Mi despacho daba a la bahía de Santander y tenía balcones y ventanas por todos los sitios. Advertido de la aversión que tiene al tabaco, desde las ocho de la mañana mantuve todo abierto para que el aire disipara cualquier rastro de olores. Además, compré una colonia de olor atufante que derramé por mesas y sillones. A las diez en punto entraba en mi despacho, elegante como siempre doña Elena. Me dio dos besos y moviendo la pituitaria, como si tratara de un perro setter perdiguero, dijo: «Aquí se fuma, eso está muy mal». Puse cara de extrañeza y no dije más.
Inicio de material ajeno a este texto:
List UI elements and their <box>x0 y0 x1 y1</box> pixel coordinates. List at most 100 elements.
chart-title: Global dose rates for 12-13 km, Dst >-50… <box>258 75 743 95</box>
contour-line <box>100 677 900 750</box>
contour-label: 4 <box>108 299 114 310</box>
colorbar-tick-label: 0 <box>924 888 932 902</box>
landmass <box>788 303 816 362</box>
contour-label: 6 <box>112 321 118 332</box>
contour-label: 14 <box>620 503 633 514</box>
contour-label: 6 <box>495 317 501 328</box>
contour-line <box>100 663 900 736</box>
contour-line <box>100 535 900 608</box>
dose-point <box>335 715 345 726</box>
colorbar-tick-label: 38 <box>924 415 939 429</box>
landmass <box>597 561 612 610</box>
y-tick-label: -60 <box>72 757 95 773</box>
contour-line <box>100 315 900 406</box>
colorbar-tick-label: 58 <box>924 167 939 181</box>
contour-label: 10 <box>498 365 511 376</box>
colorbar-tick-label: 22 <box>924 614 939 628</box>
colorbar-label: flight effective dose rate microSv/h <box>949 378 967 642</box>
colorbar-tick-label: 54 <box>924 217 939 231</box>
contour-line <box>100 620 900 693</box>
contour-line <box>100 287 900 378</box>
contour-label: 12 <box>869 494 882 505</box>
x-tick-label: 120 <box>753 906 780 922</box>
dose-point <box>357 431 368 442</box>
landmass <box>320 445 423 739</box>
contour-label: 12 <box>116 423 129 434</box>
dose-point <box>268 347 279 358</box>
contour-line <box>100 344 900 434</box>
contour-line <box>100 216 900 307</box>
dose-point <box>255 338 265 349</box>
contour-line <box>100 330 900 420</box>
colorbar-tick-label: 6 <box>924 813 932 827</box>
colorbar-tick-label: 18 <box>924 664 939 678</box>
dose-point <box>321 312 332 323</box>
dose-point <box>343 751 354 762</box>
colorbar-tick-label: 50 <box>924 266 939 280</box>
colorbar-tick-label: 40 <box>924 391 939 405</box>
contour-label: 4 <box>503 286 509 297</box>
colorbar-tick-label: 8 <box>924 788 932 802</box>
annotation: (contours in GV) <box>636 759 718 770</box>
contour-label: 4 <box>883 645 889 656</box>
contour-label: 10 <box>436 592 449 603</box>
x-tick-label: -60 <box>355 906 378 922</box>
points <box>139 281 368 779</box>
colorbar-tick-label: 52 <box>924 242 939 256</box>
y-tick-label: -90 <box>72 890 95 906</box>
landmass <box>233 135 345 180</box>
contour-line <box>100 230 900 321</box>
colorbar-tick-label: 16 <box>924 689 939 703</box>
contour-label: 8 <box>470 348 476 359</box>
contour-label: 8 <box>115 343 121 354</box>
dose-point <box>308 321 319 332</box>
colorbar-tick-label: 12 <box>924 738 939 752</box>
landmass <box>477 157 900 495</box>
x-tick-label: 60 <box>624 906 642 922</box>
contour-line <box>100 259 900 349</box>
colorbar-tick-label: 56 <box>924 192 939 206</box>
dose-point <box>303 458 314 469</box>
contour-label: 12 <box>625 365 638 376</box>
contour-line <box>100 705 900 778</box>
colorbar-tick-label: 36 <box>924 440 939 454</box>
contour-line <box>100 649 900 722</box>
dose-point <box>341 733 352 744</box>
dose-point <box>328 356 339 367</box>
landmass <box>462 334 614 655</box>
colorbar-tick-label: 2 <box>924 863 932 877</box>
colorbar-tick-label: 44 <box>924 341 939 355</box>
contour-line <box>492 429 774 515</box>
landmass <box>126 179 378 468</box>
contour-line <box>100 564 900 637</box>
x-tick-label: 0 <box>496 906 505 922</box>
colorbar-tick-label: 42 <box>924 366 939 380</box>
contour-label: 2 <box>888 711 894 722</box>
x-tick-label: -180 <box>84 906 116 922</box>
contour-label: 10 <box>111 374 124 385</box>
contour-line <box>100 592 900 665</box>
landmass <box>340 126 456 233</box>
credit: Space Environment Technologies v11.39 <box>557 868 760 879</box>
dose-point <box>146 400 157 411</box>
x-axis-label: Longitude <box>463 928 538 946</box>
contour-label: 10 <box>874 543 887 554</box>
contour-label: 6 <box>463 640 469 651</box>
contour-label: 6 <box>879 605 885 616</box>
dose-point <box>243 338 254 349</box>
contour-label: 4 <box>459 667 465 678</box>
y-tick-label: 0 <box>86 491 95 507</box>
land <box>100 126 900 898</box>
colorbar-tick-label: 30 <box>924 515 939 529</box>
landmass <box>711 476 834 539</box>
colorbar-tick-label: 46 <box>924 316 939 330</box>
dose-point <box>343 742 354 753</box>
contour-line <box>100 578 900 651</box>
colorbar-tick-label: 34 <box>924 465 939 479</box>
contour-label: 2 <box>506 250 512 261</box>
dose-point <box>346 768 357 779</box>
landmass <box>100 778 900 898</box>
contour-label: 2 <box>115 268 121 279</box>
Acabada la reunión, bajamos a la sala de prensa para dar cuenta a los periodistas de los temas tratados. La ministra se arranca con estas palabras: «Tenéis un presidente que me cae muy bien, pero tiene un gran defecto, fuma, lo cual le va a reducir su vida en diez años». Cuando llegó mi turno le respondí: «Señora ministra, hay cosas mucho peores que fumar, por ejemplo robar. Atrévanse a prohibirlo y le prometo que dejo de fumar, porque no cometo ilegalidades, pero todo esto es una hipocresía. Acabo de asistir a la primera cumbre de presidentes autonómicos con el señor Zapatero. Asunto único del orden del día, tapar el agujero sanitario de las Autonomías que rondaba los seis mil millones de euros. El presidente Zapatero propuso que las Comunidades subieran los impuestos transferidos, por ejemplo, elevar diez céntimos el litro de gasolina. El no fue rotundo por parte de todos. Planteó subir el impuesto de sucesiones o del patrimonio, con la misma respuesta. Después de cuatro horas de reunión, se acordó tapar el agujero sanitario incrementando el impuesto del tabaco. No me diga, señora ministra, que la cosa no es irónica. El tabaco ha servido para arreglar las deudas de la sanidad. Por otra parte, si mi vida se acorta en diez años casi con toda seguridad me iré al otro barrio sin haber recibido pensión alguna del Estado, lo cual es un ahorro». Naturalmente, acabé pidiendo a la gente que no fume y dejando claro que estoy convencido de que el tabaco es malo. El rey me comentó alguna vez que también él había tenido algún incidente con ella en esta materia.